Some More Western Gals Of Note

     This is one of those subjects that seems to have no end.  Guns provides women with courage they might not have possessed with out them.   Ellen Casey of Lincoln County, New Mexico, became excited when a party of Apache stole some cattle and horses from the Casey ranch.  Declaring she was not afraid she armed herself with a shot gun.  Her husband who watched all this with amazement advised her against going.  I ain’t afraid she declared.  He then pointed out that she had loaded one barrel with both loads of buck shot and double loaded the other with powder and had only capped the barrel with the buckshot with a primer.  I expect that ended her aim of pursuit.

     Mary Nugent was surprised by the appearance of a party of Apache at her Tombstone, Arizona ranch.  Knowing she could not reach her gun in time, she invited them in for breakfast.  After eating she told them she need some lard and put them to work moving some supplies in to the store room.  when they were all inside she slammed the door and put a heavy bar in place.  Rushing to grab her rifle, she fired a shot into the door as a warning to stay in place.  When the Apache were released nobody thought to ask why they had come to the ranch in the first place.

     Mrs.  Victor Daniels usually worked the range with her husband, but stayed home one day with a sick baby.  She noticed two strange men driving off part of their herd.  She raced to her horse and gave chase.  she built a loop with her rope and lassoed the first around the neck and jerked him out of the saddle.  Drawing her pistol she invited the second to drive her herd back home.  After the job was done to her satisfaction she told him to scat.  The first lay on the ground with a broken neck.

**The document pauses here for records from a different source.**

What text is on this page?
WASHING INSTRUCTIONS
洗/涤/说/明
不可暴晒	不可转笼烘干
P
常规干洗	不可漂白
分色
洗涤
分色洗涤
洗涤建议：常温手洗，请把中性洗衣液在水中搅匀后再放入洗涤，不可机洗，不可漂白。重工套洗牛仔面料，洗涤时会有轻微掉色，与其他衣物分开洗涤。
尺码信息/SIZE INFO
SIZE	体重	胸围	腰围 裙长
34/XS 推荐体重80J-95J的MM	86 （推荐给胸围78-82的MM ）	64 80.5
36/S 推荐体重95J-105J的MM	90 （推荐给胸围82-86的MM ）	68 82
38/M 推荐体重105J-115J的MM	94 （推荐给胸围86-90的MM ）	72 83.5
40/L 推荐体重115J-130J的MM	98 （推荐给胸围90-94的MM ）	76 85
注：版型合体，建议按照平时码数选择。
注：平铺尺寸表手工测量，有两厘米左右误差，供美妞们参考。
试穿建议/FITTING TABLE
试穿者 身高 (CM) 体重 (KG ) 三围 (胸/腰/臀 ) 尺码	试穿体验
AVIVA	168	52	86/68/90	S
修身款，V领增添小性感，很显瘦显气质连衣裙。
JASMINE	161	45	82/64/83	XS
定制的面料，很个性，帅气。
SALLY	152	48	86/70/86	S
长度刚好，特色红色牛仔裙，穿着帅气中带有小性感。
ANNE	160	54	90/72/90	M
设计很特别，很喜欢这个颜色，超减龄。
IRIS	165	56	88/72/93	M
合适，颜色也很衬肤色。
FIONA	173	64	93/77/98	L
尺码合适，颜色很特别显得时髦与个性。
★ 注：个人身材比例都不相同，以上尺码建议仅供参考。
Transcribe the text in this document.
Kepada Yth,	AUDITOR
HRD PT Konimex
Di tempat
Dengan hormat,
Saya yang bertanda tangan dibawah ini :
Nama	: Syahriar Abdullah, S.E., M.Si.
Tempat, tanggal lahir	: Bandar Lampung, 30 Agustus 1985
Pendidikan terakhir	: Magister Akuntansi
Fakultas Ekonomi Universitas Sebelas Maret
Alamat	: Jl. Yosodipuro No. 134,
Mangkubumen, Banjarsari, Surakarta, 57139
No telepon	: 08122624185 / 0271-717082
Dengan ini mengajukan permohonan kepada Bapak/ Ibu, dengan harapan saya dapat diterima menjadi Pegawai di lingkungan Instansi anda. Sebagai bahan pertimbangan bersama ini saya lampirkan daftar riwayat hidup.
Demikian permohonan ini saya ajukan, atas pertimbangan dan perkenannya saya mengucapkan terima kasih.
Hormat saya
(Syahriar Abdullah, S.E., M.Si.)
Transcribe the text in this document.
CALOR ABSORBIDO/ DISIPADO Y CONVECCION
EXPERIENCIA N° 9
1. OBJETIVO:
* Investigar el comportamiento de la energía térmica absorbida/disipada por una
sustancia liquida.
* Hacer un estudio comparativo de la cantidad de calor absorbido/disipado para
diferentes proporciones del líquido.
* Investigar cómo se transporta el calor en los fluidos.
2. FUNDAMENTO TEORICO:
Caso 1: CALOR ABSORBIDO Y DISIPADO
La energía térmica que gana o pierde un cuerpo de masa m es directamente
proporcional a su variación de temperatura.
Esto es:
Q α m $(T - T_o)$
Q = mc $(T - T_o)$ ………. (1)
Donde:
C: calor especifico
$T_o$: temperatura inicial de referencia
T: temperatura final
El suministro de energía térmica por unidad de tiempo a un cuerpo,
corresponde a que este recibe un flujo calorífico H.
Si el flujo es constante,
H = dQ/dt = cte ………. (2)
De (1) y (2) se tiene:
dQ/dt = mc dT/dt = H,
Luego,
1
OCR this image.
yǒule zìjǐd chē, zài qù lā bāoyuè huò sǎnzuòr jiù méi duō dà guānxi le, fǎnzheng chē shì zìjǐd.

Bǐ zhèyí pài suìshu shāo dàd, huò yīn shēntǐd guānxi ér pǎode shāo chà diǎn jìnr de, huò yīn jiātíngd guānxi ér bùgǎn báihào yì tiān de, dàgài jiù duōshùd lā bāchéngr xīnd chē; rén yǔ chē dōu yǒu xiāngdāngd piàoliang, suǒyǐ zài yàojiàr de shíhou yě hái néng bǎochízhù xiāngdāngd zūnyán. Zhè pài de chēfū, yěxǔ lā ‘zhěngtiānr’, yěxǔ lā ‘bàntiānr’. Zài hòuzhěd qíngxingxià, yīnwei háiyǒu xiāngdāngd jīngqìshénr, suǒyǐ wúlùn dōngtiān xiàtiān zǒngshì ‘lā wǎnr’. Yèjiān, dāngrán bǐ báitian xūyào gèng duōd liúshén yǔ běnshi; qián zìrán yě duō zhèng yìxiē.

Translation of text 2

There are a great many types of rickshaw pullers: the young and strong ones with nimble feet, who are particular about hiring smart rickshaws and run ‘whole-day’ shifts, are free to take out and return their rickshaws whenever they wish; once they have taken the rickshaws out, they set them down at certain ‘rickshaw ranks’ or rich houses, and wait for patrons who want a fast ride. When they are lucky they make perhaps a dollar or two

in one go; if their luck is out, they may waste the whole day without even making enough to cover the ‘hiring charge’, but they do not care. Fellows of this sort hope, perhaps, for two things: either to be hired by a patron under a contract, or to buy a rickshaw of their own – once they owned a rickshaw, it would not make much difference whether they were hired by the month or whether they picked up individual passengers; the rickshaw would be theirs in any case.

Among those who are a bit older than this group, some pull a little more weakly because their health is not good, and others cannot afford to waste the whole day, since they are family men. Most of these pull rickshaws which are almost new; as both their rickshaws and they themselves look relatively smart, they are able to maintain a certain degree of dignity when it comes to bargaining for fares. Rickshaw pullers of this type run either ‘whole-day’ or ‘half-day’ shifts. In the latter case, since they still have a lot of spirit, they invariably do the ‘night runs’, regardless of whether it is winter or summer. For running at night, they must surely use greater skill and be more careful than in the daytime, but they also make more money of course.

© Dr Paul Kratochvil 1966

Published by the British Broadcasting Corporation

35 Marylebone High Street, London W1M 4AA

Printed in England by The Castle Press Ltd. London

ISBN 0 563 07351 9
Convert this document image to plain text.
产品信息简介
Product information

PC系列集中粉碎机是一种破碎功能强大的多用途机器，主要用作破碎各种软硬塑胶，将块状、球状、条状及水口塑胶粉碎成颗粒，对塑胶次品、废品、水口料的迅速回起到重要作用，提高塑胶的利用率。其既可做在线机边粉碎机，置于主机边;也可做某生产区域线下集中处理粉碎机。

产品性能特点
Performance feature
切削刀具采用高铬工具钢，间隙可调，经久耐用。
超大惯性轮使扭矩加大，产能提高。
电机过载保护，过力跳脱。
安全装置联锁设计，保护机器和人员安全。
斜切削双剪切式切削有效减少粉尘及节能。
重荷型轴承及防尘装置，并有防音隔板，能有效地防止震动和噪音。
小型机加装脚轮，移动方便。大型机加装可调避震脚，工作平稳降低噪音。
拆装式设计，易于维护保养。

      Mrs. Stevens of LonesomeValley, Arizona kept a gun handy at all times.  Her husband Lewis went the thirty miles to town while she stayed home with the children.  Looking out the window she saw what looked looked like a rag hanging on a bush.  She did not remember one being there so she grabbed her gun, drew a bead on it and plugged a Apache.  He was not alone, his fellows had the ranch house surrounded.  She kept reloading and firing holding them off until some cowboys in the vicinity heard the shooting and came to investigate the noise.  When all settled down, the cowboys asked Mrs. Stevens if she wanted to send a message to her husband,  She wrote.

Dear Lewis.

The Apaches came. I’m mighty  nigh out of buckshot.  Please send more.

Your loving wife.

     The dime novels featured female gunslingers, outlaws and cattle thieves- like Calamity Jane, Belle Starr, Cattle Annie and Little Britches (the later two still to come) but they didn’t hold a candle to the real life women of the west.  they worked the ranches like men and many were crack shots, defending their homes and children.  Often they helped their husbands chase down rustlers and thieves.  They were true equals long before they were recognised as equals.  Not only wives, but the daughters worked just as hard  often as not.  They had to be tough to survive in those hard and wild days.

     Hell if you are married you know that the woman runs most households, us guys just bring home the bacon and hope she’ll let us have a little of it.  And often she helps slaughter the hog and brings in as much of the stuff as we do, right?

      Well gotta go turn on the oven so I can bake some of that bacon.  Oh yes I cook our bacon in the oven on a grill at 400 degrees.  It does not curl up and does not burn, if you watch it closely. Anyho gotta go.